Remembering / Forgetting Foucault: Reassessing a Critical Legacy, Maison Française, Oxford, 16 June 2025
Registration and further details at the above link
Nearly forty years after the death of Michel Foucault, the time may be ripe for a critical reassessment of his place in contemporary thought. Few thinkers have left such a deep imprint on the formation of critical theory, political sociology, and the history of ideas across disciplines. Yet today, Foucault’s legacy appears increasingly unsettled.
Critiques of Foucault have long pointed to his ontological flattening, methodological ambivalence, and a tendency to obscure structural domination in favour of dispersed power.

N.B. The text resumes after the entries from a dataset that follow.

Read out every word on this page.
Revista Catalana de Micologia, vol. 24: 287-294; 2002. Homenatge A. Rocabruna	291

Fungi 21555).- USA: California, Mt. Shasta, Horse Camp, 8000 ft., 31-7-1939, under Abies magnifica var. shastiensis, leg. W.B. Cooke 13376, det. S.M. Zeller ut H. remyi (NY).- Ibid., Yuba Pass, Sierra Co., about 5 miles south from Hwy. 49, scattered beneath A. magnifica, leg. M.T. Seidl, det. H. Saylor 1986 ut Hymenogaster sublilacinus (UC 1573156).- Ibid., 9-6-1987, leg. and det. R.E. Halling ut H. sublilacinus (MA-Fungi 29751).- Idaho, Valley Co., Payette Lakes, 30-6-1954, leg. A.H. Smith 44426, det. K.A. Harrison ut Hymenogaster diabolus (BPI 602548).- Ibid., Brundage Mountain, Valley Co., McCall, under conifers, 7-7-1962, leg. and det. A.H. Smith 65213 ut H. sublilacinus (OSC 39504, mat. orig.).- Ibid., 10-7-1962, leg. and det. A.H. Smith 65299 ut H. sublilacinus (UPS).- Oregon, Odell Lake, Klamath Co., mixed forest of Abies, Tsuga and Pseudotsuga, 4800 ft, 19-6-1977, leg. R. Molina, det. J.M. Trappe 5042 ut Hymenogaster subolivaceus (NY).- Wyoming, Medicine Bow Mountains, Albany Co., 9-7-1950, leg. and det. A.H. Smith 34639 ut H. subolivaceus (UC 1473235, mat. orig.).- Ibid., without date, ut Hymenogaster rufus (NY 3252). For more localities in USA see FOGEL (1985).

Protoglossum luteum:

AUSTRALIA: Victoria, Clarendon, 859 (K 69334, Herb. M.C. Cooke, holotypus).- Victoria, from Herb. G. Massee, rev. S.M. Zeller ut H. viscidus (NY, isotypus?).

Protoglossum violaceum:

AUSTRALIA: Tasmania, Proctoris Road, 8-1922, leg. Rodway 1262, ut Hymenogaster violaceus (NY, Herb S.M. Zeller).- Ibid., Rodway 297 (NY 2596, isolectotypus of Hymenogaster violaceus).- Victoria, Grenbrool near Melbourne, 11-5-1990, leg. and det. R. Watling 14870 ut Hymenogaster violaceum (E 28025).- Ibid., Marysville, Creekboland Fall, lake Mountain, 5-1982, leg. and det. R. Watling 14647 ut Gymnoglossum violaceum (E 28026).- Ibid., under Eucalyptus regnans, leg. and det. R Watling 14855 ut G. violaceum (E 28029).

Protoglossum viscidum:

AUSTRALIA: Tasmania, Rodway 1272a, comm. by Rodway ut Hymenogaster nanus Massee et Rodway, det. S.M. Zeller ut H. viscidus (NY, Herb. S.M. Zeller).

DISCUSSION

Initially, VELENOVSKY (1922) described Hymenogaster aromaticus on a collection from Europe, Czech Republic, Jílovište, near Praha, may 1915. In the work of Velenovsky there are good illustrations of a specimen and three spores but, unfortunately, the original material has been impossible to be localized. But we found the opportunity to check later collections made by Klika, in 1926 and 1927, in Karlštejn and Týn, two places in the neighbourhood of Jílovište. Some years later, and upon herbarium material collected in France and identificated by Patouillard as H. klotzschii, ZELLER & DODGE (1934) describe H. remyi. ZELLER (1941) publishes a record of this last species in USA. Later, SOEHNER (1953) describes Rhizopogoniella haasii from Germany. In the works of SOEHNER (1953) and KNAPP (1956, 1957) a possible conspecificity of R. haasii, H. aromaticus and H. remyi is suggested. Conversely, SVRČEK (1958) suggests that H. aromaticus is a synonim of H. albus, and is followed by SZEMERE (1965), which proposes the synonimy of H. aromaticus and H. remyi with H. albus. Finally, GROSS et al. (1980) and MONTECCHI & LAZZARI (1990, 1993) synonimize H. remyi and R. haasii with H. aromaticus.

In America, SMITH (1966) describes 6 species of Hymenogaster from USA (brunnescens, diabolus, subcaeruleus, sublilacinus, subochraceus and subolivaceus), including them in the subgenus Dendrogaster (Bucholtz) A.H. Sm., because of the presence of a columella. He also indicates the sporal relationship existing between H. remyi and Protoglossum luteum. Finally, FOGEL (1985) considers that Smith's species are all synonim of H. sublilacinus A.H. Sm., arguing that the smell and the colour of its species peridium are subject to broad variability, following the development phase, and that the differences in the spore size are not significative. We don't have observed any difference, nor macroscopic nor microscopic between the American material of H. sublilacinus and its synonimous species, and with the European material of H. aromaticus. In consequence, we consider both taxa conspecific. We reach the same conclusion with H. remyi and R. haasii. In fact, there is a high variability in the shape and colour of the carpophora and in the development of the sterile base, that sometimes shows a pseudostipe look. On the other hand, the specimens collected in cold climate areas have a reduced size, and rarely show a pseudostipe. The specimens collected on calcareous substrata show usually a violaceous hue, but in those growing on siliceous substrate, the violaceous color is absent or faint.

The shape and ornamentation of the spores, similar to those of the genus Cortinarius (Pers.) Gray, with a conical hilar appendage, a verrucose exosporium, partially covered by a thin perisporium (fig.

Others have questioned the conceptual limits of his treatment of resistance. More recently, scholarship across political economy, Black studies, queer of color critique, Indigenous theory, disability studies, and decolonial thought has not only highlighted the silences within Foucauldian frameworks, but also raised the question of whether it is time to move beyond them. Yet, many of these same approaches have built on or been shaped by Foucauldian tools, creating a layered and often ambivalent intellectual inheritance.
This workshop seeks to open a space for reassessing Foucault’s place in the academy–not to reject or defend his thought as such–but to develop (new) practices of forgetting/remembering him. What does it mean to treat Foucault not only as a thinker, but as a conceptual industry? What are the long lasting effects of his influence on practices of critique, modes of teaching, and intellectual languages? And what might this re-reading make possible: intellectually, politically, affectively, and institutionally?
I’ll be speaking to the title “Before California: Foucault’s Early Visits to the Americas”.